La jeune femme baisse les yeux. Ses joues rosissent légèrement. Presque aussitôt, elle redresse la tête et plonge son regard dans celui du français.

- Et pourquoi pas, rétorque-t-elle ? Mon veilleur de nuit ne devrait pas tarder à arriver.

« Tu peux monter te coucher. Dès qu'il sera là, je te rejoindrai.

Sans s'en rendre compte, elle s'est mise à le tutoyer.

Nicolas ne croit qu'à moitié à la promesse mais s'exécute.

Harassé, il s'endort presque aussitôt.

Un peu plus tard dans la nuit, un bruissement dans la chambre le réveille. Bien que la pièce soit dans l'obscurité, l'éclairage de la rue lui permet d'apercevoir, à contre jour, la silhouette de Magdalena en train de se déshabiller. Il admire au passage les jolies formes qui se découpent sur la persienne.

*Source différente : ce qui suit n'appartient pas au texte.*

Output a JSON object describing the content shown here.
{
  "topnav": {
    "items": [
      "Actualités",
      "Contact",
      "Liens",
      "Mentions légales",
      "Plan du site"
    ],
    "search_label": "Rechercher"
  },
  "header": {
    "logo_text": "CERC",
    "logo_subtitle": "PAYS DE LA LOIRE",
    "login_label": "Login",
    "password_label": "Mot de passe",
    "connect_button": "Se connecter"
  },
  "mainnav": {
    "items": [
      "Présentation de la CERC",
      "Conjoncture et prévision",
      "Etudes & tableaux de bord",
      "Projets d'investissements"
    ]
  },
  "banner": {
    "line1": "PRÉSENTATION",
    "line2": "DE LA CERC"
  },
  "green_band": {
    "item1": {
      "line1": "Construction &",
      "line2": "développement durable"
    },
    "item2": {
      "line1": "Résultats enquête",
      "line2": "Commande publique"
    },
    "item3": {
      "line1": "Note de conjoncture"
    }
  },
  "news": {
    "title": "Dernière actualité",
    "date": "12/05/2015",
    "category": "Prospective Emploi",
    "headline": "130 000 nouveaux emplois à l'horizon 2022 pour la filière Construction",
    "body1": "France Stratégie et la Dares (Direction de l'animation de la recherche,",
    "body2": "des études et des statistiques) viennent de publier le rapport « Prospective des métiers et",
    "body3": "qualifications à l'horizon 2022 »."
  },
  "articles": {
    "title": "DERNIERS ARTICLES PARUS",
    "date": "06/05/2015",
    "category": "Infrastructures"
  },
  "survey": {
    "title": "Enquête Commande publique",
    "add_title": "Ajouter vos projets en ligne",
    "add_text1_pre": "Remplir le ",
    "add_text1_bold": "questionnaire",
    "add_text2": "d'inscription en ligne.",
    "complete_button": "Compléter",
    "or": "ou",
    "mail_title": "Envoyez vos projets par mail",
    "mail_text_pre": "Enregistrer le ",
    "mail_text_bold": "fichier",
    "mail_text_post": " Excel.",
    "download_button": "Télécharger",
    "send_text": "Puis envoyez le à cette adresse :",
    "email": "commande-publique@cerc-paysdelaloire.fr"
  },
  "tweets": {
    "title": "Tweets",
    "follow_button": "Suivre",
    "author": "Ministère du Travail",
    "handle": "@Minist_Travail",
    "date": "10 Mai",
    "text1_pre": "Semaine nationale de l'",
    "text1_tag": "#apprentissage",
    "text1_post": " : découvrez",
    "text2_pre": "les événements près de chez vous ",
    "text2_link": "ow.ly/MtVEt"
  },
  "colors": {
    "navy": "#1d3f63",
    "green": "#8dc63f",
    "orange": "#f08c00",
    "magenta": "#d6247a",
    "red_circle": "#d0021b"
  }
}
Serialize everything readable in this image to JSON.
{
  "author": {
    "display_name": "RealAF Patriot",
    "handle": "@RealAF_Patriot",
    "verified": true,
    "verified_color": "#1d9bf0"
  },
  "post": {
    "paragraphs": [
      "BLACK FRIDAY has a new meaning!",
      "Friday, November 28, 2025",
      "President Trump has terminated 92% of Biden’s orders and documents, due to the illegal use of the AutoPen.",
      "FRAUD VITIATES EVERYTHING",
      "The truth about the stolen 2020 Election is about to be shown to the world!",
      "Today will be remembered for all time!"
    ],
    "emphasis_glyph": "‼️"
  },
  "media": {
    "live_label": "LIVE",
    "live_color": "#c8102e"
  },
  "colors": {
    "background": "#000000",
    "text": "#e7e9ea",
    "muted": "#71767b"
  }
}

Puis la jeune femme se glisse sous les draps et vient se blottir contre lui.

Et, soudain, la nuit change de dimension.

L'atmosphère devient torride. Nicolas se laisse emporter par une Magdalena tendre, sensuelle et experte.

Le temps cesse d'exister.

Leurs ébats durent longtemps et les laissent exténués.

Ils s'endorment enfin.

4h30 du matin. La lumière s'allume dans la chambre redevenue calme.

Le français ouvre les yeux.

La jeune femme, rhabillée, arrive avec un plateau qui dégage une agréable odeur de café.

- Allez, querido, dit-elle ! Il est l'heure de te lever si tu ne veux pas manquer ton bateau.

- Tu es un ange, ma belle. Mais, dis-moi, tu couches souvent avec les clients de passage ?

- Jamais, répond-elle ! Tu es le premier. Ne me demande pas pourquoi, je n'en sais rien, mais je n'ai pas pu résister. Et comme tu risques de ne passer qu'une seule fois, je ne voulais surtout pas laisser passer ma chance.

- Moi qui pensais revivre, une fois de plus, un long moment de solitude, tu m'as comblé. Quant à ne passer qu'une seule fois, rien n'est moins sûr. Vois-tu, j'embarque ce matin pour Isla Nublar où j'espère bien trouver du travail. Si ça marche, tu risques de me revoir assez souvent.

- Je ne demande que ça, répond la jeune femme avec un large sourire.

« Quand tu seras là-bas, contacte un homme nommé Asensio Tolores. C'est mon frère. Si tu as besoin, il t'aidera. Je vais le prévenir de ton arrivée.

- Merci, querida. Je t'adore.

Cette nuit, il s'est passé, entre les deux êtres, bien plus qu'une simple relation charnelle. Quelque chose est en train de naître entre eux, qu'ils ne peuvent pas nommer encore.

- Puisqu'on en est aux questions, poursuit Magdalena, j'ai eu l'impression, cette nuit, que ton bras gauche était froid. Je me trompe ?

- Non, ma belle. A vrai dire, je ne suis plus tout à fait un homme.

- Pouh, répond la jeune femme. Qu'est-ce que ce serait si tu en étais un !

- Ce que je veux dire, c'est que j'ai été très abîmé dans le passé. Ce bras n'est pas fait de chair et d'os. Il est artificiel, comme certaines autres parties de mon corps. Je suis désolé.

- Comme la partie gauche de ton visage, peut-être ? Eh oui, je l'ai remarqué en te coupant les cheveux.

- C'est ça, comme la partie gauche de mon visage.

- Hé bien je m'en moque. Tu m'as conquise tel que tu es. Le reste n'a plus d'importance.

L'heure tourne : 4 h 45, déjà !

Nicolas avale son café et mange un peu, puis embrasse la jeune femme avant de sortir dans la rue.

La nuit est douce, et il est heureux.

C'est le moment où l'air devient léger. Tout est calme.

Rapidement, il remonte la rue et se dirige vers l'embarcadère.